Ultimately, the decisive factor in this development is that Hitler succeeded in convincing the Ruhr industrialists of the necessity of this NSDAP propaganda strategy. Rudolf Hess also reported on the success of Hitler’s campaign as follows:

Probably the best thing that H[itler] accomplished recently was a speech to about 25 of Germany’s leading economists (industrialists), after which almost all of them subscribed to his views”¹⁴⁴

Quoting James E. Pool & Suzanne Pool’s Who Financed Hitler: The Secret Funding of Hitler’s Rise to Power, 1919–1933, pages 339–340:

Big businessmen were undoubtedly interested in Hitler’s social welfare policy and his views on the Jews, but what concerned them most was the question of capitalism and free enterprise. At first Dietrich himself was disturbed by Nazi slogans about “eliminating unearned income” and “smashing the bondage of interest.”

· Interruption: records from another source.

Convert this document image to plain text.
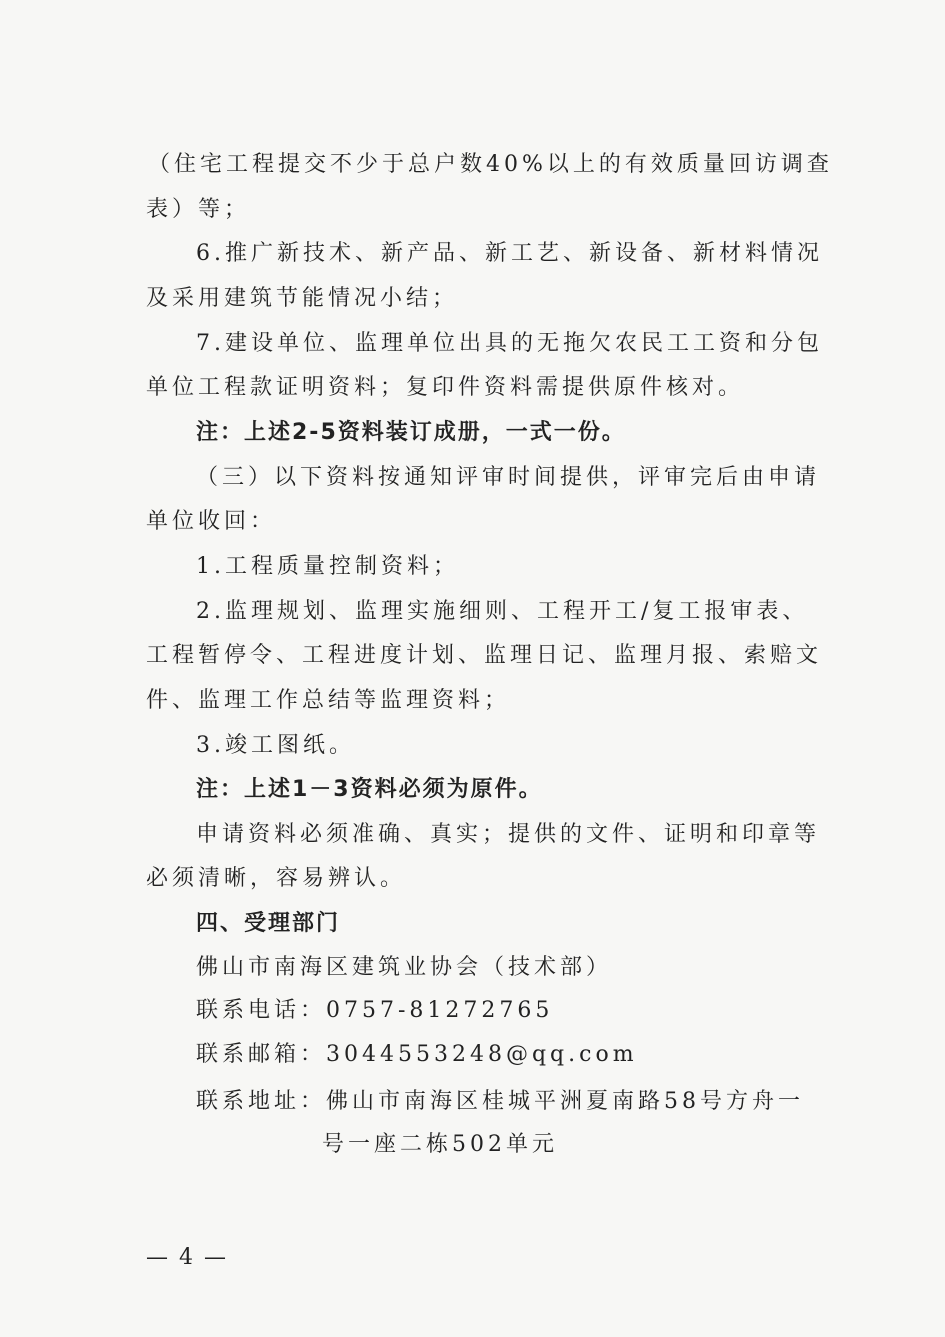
（住宅工程提交不少于总户数40%以上的有效质量回访调查
表）等；
6.推广新技术、新产品、新工艺、新设备、新材料情况
及采用建筑节能情况小结；
7.建设单位、监理单位出具的无拖欠农民工工资和分包
单位工程款证明资料；复印件资料需提供原件核对。
注：上述2-5资料装订成册，一式一份。
（三）以下资料按通知评审时间提供，评审完后由申请
单位收回：
1.工程质量控制资料；
2.监理规划、监理实施细则、工程开工/复工报审表、
工程暂停令、工程进度计划、监理日记、监理月报、索赔文
件、监理工作总结等监理资料；
3.竣工图纸。
注：上述1－3资料必须为原件。
申请资料必须准确、真实；提供的文件、证明和印章等
必须清晰，容易辨认。
四、受理部门
佛山市南海区建筑业协会（技术部）
联系电话：0757-81272765
联系邮箱：3044553248@qq.com
联系地址：佛山市南海区桂城平洲夏南路58号方舟一
号一座二栋502单元
— 4 —
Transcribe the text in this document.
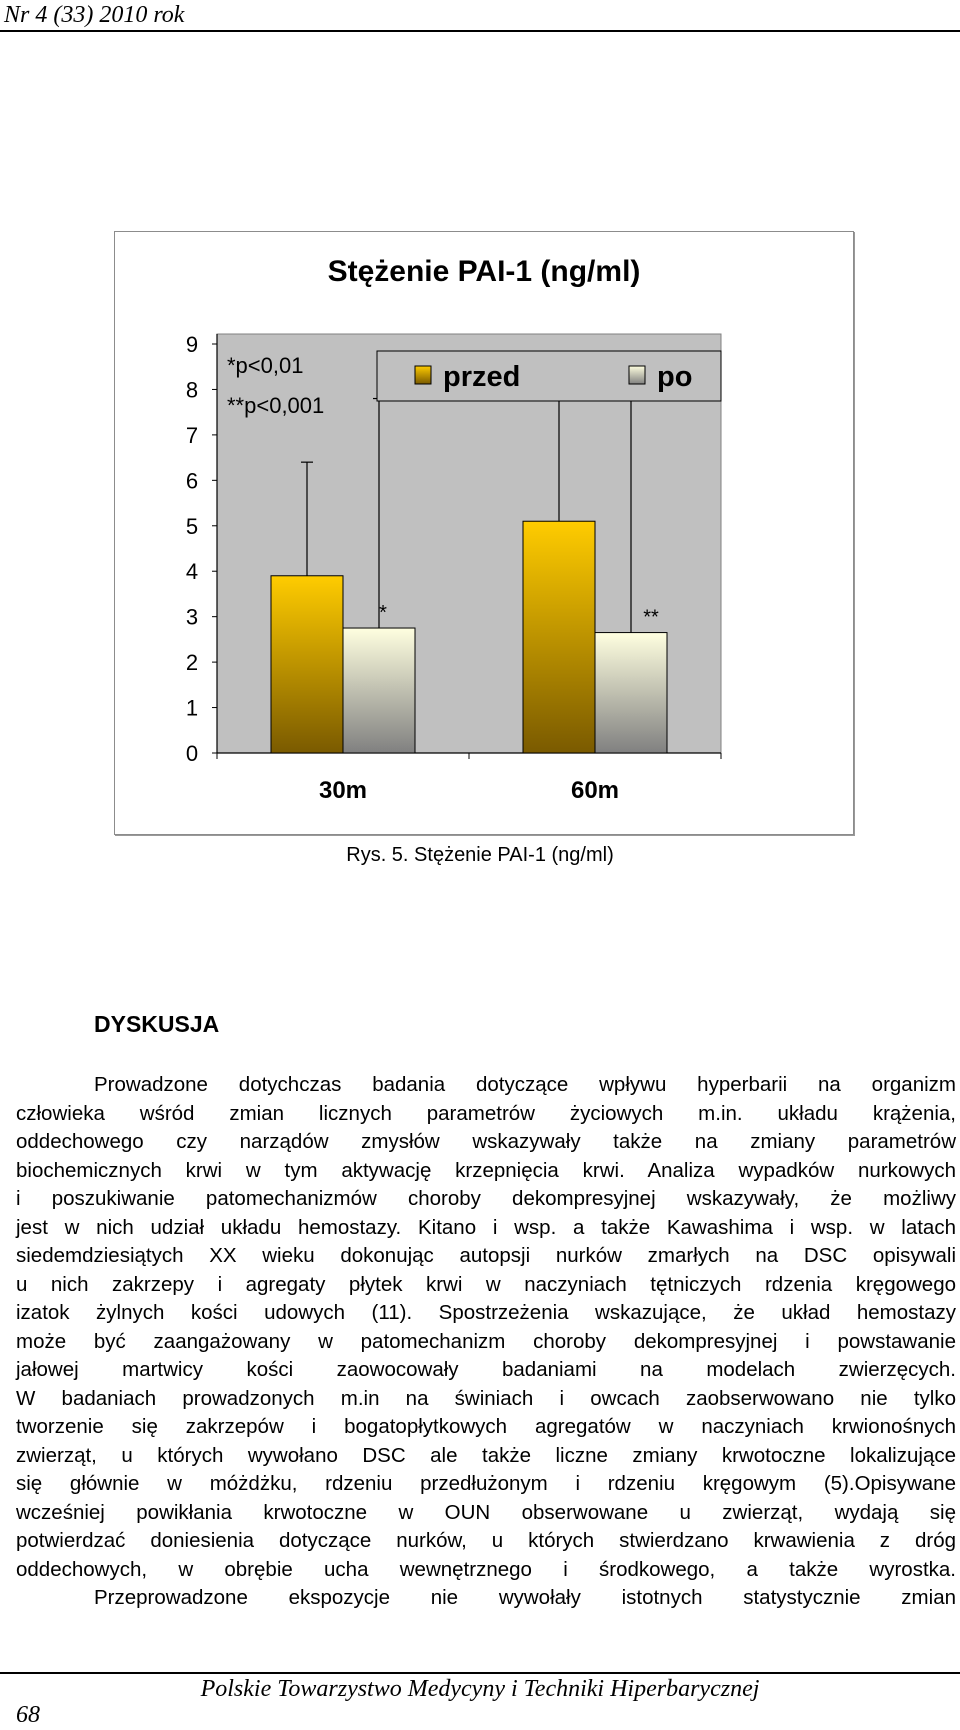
Nr 4 (33) 2010 rok
Stężenie PAI-1 (ng/ml)
0
1
2
3
4
5
6
7
8
9
*
30m
**
60m
*p<0,01
**p<0,001
przed	po
Rys. 5. Stężenie PAI-1 (ng/ml)
DYSKUSJA

Prowadzone dotychczas badania dotyczące wpływu hyperbarii na organizm

człowieka wśród zmian licznych parametrów życiowych m.in. układu krążenia,

oddechowego czy narządów zmysłów wskazywały także na zmiany parametrów

biochemicznych krwi w tym aktywację krzepnięcia krwi. Analiza wypadków nurkowych

i poszukiwanie patomechanizmów choroby dekompresyjnej wskazywały, że możliwy

jest w nich udział układu hemostazy. Kitano i wsp. a także Kawashima i wsp. w latach

siedemdziesiątych XX wieku dokonując autopsji nurków zmarłych na DSC opisywali

u nich zakrzepy i agregaty płytek krwi w naczyniach tętniczych rdzenia kręgowego

izatok żylnych kości udowych (11). Spostrzeżenia wskazujące, że układ hemostazy

może być zaangażowany w patomechanizm choroby dekompresyjnej i powstawanie

jałowej martwicy kości zaowocowały badaniami na modelach zwierzęcych.

W badaniach prowadzonych m.in na świniach i owcach zaobserwowano nie tylko

tworzenie się zakrzepów i bogatopłytkowych agregatów w naczyniach krwionośnych

zwierząt, u których wywołano DSC ale także liczne zmiany krwotoczne lokalizujące

się głównie w móżdżku, rdzeniu przedłużonym i rdzeniu kręgowym (5).Opisywane

wcześniej powikłania krwotoczne w OUN obserwowane u zwierząt, wydają się

potwierdzać doniesienia dotyczące nurków, u których stwierdzano krwawienia z dróg

oddechowych, w obrębie ucha wewnętrznego i środkowego, a także wyrostka.

Przeprowadzone ekspozycje nie wywołały istotnych statystycznie zmian

Polskie Towarzystwo Medycyny i Techniki Hiperbarycznej
68
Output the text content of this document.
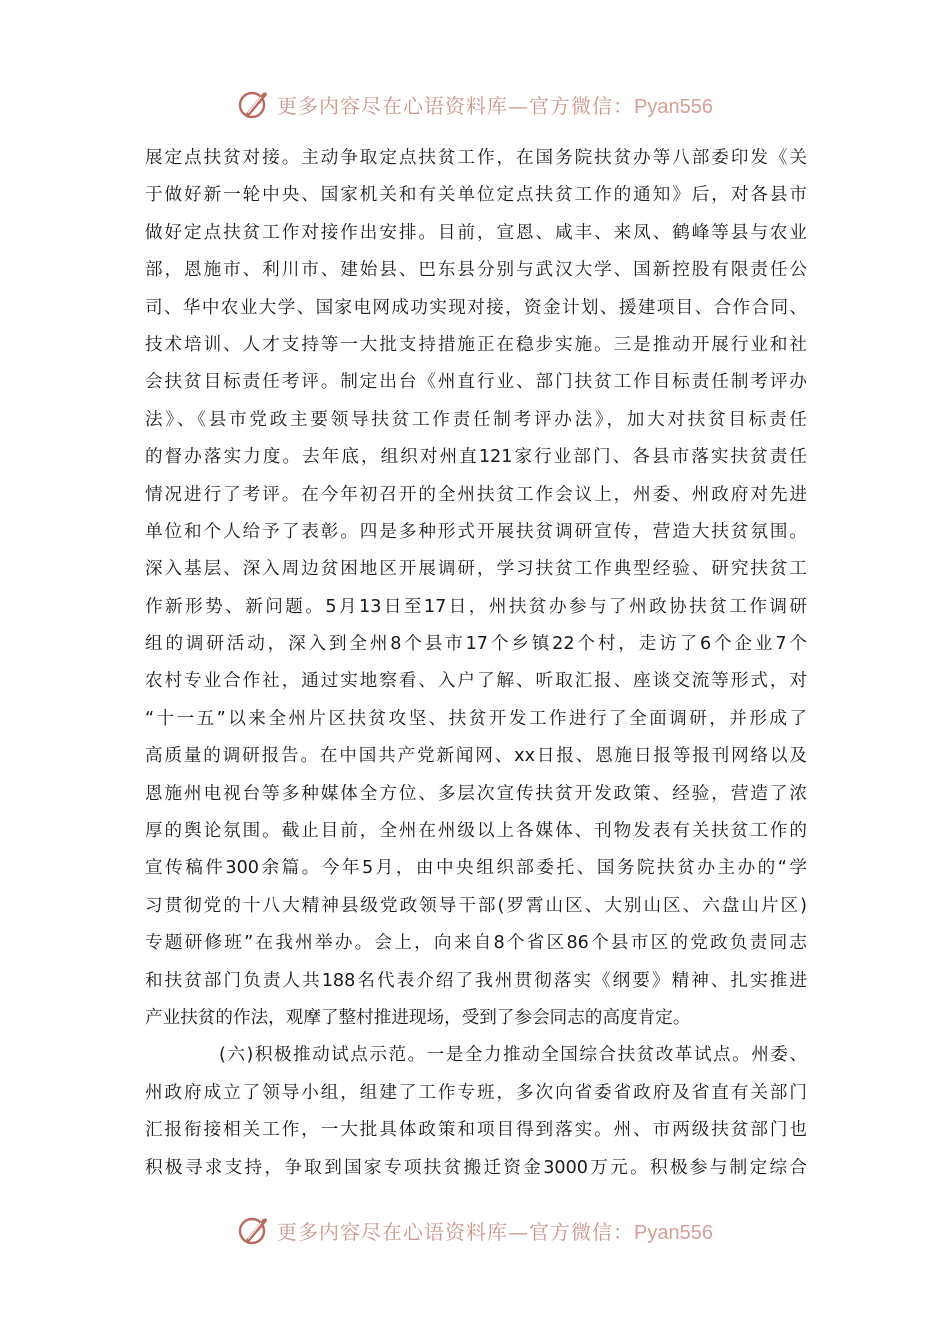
更多内容尽在心语资料库—官方微信：Pyan556
展定点扶贫对接。主动争取定点扶贫工作，在国务院扶贫办等八部委印发《关
于做好新一轮中央、国家机关和有关单位定点扶贫工作的通知》后，对各县市
做好定点扶贫工作对接作出安排。目前，宣恩、咸丰、来凤、鹤峰等县与农业
部，恩施市、利川市、建始县、巴东县分别与武汉大学、国新控股有限责任公
司、华中农业大学、国家电网成功实现对接，资金计划、援建项目、合作合同、
技术培训、人才支持等一大批支持措施正在稳步实施。三是推动开展行业和社
会扶贫目标责任考评。制定出台《州直行业、部门扶贫工作目标责任制考评办
法》、《县市党政主要领导扶贫工作责任制考评办法》，加大对扶贫目标责任
的督办落实力度。去年底，组织对州直121家行业部门、各县市落实扶贫责任
情况进行了考评。在今年初召开的全州扶贫工作会议上，州委、州政府对先进
单位和个人给予了表彰。四是多种形式开展扶贫调研宣传，营造大扶贫氛围。
深入基层、深入周边贫困地区开展调研，学习扶贫工作典型经验、研究扶贫工
作新形势、新问题。5月13日至17日，州扶贫办参与了州政协扶贫工作调研
组的调研活动，深入到全州8个县市17个乡镇22个村，走访了6个企业7个
农村专业合作社，通过实地察看、入户了解、听取汇报、座谈交流等形式，对
“十一五”以来全州片区扶贫攻坚、扶贫开发工作进行了全面调研，并形成了
高质量的调研报告。在中国共产党新闻网、xx日报、恩施日报等报刊网络以及
恩施州电视台等多种媒体全方位、多层次宣传扶贫开发政策、经验，营造了浓
厚的舆论氛围。截止目前，全州在州级以上各媒体、刊物发表有关扶贫工作的
宣传稿件300余篇。今年5月，由中央组织部委托、国务院扶贫办主办的“学
习贯彻党的十八大精神县级党政领导干部(罗霄山区、大别山区、六盘山片区)
专题研修班”在我州举办。会上，向来自8个省区86个县市区的党政负责同志
和扶贫部门负责人共188名代表介绍了我州贯彻落实《纲要》精神、扎实推进
产业扶贫的作法，观摩了整村推进现场，受到了参会同志的高度肯定。
(六)积极推动试点示范。一是全力推动全国综合扶贫改革试点。州委、
州政府成立了领导小组，组建了工作专班，多次向省委省政府及省直有关部门
汇报衔接相关工作，一大批具体政策和项目得到落实。州、市两级扶贫部门也
积极寻求支持，争取到国家专项扶贫搬迁资金3000万元。积极参与制定综合
更多内容尽在心语资料库—官方微信：Pyan556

After discussing economic matters with Hitler at some length, Dietrich was reassured. He later wrote: “Hitler accepted private property and the role of capital in modern economic life because he recognized these as the economic foundations of our culture.” He opposed only the abuse of capitalism, but not capitalism in principle.

Although “smashing interest slavery” was one of the points of the [NSDAP’s] program, Hitler recognized that he could not eliminate the system of interest from the economy, “without undermining his own political existence.”⁹

(Emphasis added in all cases.)

Making empty threats against the upper classes was not the exclusive domain of the German Fascists, as we can see by Trump’s meaningless threats against ‘the élites’ despite being an élite himself. One cannot serve two masters; it’s theatre, and the upper classes know that.